Ophof adds that Slot has a totally different personality to his Dutch counterpart and current Manchester United manager, Erik ten Hag.

“He makes players good,” explains Ophof. “He makes them better by making them happy.

“It’s not like [Cristiano] Ronaldo with Ten Hag,” he suggests. “With Mohamed Salah, maybe, he’ll say, ‘Salah, come here, let’s talk’.

“They will talk it out for two hours. He will make Salah important for the team.

“The players love him. His arguments are good. Other trainers have arguments and you think, ‘oh, that’s not good’. But with Arne it’s always good. He explains everything well. He’s very good.”

At De Kuip, the media centre has a head coach hall of fame. Slot and all his predecessors are pictured – Ruud Gullit, Giovanni van Bronckhorst, Jaap Stam, Dick Advocaat and Ronald Koeman among them.

But Feyenoord fans I spoke to rate Slot highest of them all – and local journalists agree.

What’s more, they back him to succeed in the Premier League where other Dutch managers have failed.

“I am quite hopeful,” says De Telegraaf’s Marcel van der Kraan. “I’ve seen other managers go to England and some of them I could kind of forecast that it will not work, because you cannot be blind to the English culture.

“But I only have to look at this guy and the way he presents himself, always with a smile. He is a very optimistic guy, a great communicator in the dressing room.

“The language in the Feyenoord dressing room from day one was English. His command of English is very good, as you can see in his press conferences.”

Van der Kraan has described Slot’s football as “sexy” but believes his personality will be just as important in helping him deal with top stars for the first time, as well as bringing through youngsters.

“Personality is what you need in England to succeed in the Premier League as a foreign manager,” says Van der Kraan. “You must have good communication with the media.

“He’s been brilliant at that in the Netherlands and assume it will be the same in England. His personality may be just as important as his ideas and his philosophy about football.

“We’ve seen here that in every team he’s coached, players have developed and improved.
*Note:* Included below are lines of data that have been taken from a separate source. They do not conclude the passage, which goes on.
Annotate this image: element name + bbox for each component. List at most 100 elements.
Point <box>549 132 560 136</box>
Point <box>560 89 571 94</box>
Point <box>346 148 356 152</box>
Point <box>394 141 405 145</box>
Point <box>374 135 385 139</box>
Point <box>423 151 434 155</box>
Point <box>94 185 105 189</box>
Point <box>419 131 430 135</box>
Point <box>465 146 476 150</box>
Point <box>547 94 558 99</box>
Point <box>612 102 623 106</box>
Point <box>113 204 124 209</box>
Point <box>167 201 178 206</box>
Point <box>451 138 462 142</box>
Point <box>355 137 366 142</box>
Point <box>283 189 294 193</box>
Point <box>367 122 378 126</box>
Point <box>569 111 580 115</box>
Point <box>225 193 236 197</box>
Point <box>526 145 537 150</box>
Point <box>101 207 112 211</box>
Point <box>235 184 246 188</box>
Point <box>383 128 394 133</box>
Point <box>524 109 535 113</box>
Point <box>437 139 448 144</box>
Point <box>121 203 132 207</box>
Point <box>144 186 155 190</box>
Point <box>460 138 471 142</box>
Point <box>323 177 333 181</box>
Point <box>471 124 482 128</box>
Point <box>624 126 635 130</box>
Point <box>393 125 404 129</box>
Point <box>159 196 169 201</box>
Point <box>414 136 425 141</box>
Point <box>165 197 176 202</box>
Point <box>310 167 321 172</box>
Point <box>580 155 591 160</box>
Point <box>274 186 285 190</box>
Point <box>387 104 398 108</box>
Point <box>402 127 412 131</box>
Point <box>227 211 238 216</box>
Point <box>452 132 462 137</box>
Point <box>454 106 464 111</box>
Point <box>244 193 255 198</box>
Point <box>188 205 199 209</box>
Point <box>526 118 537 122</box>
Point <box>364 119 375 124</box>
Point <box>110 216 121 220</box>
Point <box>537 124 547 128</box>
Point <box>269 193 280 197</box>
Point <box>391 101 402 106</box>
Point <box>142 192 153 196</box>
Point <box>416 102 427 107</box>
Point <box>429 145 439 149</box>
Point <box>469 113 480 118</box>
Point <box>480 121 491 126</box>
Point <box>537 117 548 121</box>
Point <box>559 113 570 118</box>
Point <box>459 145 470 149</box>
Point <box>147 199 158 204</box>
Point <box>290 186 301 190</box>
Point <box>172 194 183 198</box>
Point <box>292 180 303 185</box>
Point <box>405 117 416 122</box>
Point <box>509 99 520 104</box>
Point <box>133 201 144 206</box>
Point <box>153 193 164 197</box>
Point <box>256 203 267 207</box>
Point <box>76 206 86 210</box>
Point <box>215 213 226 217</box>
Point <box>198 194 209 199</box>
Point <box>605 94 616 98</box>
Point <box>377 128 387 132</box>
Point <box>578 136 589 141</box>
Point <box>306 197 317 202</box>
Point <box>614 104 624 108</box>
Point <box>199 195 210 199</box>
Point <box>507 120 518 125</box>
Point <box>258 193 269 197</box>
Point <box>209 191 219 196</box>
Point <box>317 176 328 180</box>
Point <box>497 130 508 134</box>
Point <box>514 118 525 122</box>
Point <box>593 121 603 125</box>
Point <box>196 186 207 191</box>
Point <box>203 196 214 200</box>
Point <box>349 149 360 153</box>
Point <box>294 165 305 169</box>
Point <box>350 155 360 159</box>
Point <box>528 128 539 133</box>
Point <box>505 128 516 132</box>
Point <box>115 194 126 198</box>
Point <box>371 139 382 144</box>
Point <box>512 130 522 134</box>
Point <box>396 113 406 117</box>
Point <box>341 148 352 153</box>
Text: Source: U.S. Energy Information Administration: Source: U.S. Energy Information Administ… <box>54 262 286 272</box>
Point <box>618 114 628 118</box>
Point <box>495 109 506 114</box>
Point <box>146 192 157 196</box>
He leaves every club in a good financial situation because he’s made sure that players have gone up in value and others come through to replace them.

“When he arrived here there was hardly any money. Now, even he says that the money is banging against the window.”
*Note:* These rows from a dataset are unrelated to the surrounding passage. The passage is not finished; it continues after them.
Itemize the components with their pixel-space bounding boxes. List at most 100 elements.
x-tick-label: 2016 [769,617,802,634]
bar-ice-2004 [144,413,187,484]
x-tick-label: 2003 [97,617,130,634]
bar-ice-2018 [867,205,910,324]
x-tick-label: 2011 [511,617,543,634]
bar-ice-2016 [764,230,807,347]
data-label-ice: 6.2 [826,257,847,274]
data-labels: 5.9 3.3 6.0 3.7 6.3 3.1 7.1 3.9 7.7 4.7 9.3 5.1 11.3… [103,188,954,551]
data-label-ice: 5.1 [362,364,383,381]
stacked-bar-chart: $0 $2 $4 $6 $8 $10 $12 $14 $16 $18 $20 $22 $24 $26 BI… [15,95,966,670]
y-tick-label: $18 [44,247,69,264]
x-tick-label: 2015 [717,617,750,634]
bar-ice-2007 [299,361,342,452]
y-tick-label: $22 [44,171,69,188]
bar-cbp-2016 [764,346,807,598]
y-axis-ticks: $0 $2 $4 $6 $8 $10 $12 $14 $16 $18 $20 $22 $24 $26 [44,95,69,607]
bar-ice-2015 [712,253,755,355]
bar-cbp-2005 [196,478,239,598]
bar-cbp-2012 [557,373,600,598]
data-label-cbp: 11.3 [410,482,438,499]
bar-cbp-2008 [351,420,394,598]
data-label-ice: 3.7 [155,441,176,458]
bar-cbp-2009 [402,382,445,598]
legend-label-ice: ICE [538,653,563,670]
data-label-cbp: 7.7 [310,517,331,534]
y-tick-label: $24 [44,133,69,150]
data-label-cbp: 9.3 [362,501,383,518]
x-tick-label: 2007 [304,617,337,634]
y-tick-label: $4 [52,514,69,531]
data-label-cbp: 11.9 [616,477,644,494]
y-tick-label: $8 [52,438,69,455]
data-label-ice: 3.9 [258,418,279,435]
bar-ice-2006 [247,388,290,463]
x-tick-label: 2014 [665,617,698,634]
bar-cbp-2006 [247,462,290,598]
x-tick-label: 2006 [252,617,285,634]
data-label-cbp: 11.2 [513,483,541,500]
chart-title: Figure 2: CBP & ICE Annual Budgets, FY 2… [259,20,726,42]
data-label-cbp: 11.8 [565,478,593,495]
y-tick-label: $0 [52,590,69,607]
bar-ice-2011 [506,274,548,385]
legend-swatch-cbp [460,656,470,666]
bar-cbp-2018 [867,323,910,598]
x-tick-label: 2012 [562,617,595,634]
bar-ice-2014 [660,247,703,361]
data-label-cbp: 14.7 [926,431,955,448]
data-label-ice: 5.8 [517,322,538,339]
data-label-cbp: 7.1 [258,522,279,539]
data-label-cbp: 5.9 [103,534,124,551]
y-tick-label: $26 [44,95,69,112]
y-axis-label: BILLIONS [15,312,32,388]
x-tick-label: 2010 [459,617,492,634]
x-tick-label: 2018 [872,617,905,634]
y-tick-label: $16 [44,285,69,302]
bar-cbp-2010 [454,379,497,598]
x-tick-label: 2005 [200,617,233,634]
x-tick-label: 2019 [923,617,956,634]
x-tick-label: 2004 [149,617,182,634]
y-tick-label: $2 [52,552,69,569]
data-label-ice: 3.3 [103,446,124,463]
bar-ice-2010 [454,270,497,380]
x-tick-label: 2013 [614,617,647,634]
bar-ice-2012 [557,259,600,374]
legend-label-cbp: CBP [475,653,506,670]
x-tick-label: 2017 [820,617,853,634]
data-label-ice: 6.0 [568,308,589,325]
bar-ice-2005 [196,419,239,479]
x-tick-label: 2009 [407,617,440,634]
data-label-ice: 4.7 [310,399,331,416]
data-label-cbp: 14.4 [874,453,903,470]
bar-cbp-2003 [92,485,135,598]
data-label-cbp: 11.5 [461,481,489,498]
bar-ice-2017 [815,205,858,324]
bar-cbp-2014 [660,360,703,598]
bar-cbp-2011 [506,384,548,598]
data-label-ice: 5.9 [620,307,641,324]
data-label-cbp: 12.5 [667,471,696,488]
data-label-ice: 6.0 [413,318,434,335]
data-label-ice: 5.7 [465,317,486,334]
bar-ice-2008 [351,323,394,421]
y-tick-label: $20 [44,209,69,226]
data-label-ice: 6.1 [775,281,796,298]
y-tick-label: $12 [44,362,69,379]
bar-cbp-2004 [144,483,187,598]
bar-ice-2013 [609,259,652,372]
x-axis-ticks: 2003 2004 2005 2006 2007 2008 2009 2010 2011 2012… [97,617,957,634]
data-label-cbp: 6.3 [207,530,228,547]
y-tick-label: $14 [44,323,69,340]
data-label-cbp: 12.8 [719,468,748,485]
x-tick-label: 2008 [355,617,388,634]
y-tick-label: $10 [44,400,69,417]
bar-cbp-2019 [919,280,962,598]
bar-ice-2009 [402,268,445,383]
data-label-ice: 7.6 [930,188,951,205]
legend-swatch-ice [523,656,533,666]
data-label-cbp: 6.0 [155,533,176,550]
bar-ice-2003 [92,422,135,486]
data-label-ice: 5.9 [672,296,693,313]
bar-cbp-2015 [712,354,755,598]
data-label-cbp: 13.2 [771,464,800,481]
Television reporter and Feyenoord correspondent Dennis van Eersel agrees that Slot has the confidence, belief and personality to fill the boots left by Jurgen Klopp.

“I think Slot can manage even those expectations,” he says. “He can cope with this circumstance, which is huge – dealing with world-class players and a world-class club.”

Back in Slot’s home town, a former neighbour and boyhood friend, Albert Ligtenberg, can’t wait for Slot to put little Bergentheim on the map.

Asked for his abiding memory of young Arne, he said: “He was always with a ball. Always playing football on the street or in the fields. A good boy.”

Albert, two years older than Arne and now coaching a local boys’ team, said: “Arne Slot is an inspiration.” Liverpool will be hoping so.

Can he achieve by the Mersey the success and trophies he’s managed by the Nieuwe Mass? Slot and those who know him believe he can.

As the Beautiful South once sang – almost – this could be Rotterdam or Liverpool.